Tomás se pasaba las horas dibujando, estimulado por las revistas ilustradas alemanas que había traído consigo la abuela Dilbin. Vio en ellas cañones, tanques y el avión «Taube», que le gustó mucho. En dos ocasiones, un avión había sobrevolado Ginie, pero a mucha altura; la gente se agrupaba y señalaba con el dedo el cielo, de donde les llegaba el zumbido. Pero, ahora, Tomás pudo comprobar cómo era en realidad un avión. En sus dibujos, los soldados corrían al ataque (no es difícil dibujar el movimiento de las piernas, basta con doblar los palitos a partir de la rodilla), se caían, del cañón de su fusil salían manojos de líneas rectas y las balas seguían su curso: hileras de líneas interrumpidas. Sobre todo ello, volaba el «Taube».
Antes de contar un hecho que, desde luego, estaba relacionado con las escenas que inventaba Tomás en el papel, hay que describir la distribución de las habitaciones en aquella zona de la casa. En invierno, sólo se usaban aquéllas cuyas ventanas se abrían al vergel, es decir, al interior del ángulo formado por la antigua mansión y las nuevas dependencias. Primero estaba la sala, donde se tejía (allí trabajaba Pakienas); luego, nada, un lugar para almacenar lana y semillas; a continuación, la habitación de la abuela Dilbin, a la que seguía otra, en la que dormía Tomás. Luego venían ya las habitaciones de los abuelos. Primero, la de la abuela Misia y, en la misma esquina, la del abuelo.
Aquella mañana, Tomás se había despertado temprano, porque sentía como si tuviera frío, daba vueltas, trataba de acurrucarse en un rinconcito, pero todo era inútil, un soplo de aire helado caía sobre él. Se volvió de espaldas a la ventana, estiró su edredón hasta el cuello y se quedó mirando la pared iluminada por el sol. En el suelo, sobre un gran recuadro de tela, habían extendido harina a secar. Al pasar la vista por ella, algo llamó de pronto su atención: algo que brillaba, como si fueran cristalitos de hielo o sal. Se levantó y, puesto en cuclillas, tocó con el dedo: eran fragmentos de vidrio. Entonces, sorprendido, miró hacia atrás. En el cristal de la ventana, había un agujero del tamaño de una mano grande, y, a su alrededor, las fisuras formaban como una estrella. Fue corriendo a la habitación de la abuela Misia para decirle que, durante la noche, alguien, desde el vergel, le había lanzado una piedra.

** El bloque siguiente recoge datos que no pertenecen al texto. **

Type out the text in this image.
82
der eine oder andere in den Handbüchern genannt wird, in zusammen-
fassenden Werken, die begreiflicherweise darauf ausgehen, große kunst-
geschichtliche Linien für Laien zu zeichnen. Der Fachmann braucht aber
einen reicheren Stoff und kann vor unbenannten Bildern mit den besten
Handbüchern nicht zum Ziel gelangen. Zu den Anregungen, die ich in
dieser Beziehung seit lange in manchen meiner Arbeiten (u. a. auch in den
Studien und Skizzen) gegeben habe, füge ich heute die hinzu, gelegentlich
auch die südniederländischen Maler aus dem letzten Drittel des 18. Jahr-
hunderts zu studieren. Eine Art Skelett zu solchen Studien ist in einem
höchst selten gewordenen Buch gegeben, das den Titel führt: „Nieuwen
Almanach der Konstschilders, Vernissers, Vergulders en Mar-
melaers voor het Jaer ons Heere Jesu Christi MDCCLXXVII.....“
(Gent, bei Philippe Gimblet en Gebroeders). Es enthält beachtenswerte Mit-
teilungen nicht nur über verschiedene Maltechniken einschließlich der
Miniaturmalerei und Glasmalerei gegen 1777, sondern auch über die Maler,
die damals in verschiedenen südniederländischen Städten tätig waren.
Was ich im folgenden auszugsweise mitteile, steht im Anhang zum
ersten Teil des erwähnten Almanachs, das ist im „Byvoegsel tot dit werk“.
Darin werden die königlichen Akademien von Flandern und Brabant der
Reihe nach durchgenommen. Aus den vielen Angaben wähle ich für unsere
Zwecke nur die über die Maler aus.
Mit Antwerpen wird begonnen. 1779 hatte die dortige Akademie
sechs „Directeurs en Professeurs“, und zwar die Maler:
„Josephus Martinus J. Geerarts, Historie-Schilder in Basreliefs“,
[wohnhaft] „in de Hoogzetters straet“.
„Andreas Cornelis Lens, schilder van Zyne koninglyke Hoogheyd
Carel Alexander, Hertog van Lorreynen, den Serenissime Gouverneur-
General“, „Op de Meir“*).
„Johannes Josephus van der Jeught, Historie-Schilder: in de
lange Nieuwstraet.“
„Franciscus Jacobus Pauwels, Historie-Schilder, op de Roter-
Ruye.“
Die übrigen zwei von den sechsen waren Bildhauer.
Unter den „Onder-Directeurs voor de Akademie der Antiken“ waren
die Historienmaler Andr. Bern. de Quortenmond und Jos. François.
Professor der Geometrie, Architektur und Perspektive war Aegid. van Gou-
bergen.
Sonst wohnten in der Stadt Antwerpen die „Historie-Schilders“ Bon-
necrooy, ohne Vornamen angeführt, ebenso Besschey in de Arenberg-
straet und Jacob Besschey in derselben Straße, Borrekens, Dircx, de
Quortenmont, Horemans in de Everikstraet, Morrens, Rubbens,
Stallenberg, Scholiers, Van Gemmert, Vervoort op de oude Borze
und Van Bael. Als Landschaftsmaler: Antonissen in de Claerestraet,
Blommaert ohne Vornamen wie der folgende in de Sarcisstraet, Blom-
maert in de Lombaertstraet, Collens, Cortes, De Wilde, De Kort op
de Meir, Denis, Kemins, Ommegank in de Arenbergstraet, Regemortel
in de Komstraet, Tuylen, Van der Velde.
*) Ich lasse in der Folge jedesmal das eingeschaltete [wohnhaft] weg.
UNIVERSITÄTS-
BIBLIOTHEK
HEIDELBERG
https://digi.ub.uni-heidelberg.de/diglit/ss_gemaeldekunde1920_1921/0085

Pero no había sido una piedra. Estuvieron mucho rato buscando hasta que el abuelo descubrió, debajo de la cama de Tomás, en un rincón, un objeto negro y ordenó que nadie lo tocara. Enviaron a buscar a alguien del pueblo que hubiera servido en el ejército. El objeto negro, luego Tomás pudo observarlo mejor, se parecía a un huevo más bien grande y muy pesado. En el centro, le rodeaba como un cuello dentado. Afuera, debajo de la ventana, encontraron huellas de zapatos y un mechero. También recordaron todos que aquella noche los perros habían ladrado más que de costumbre.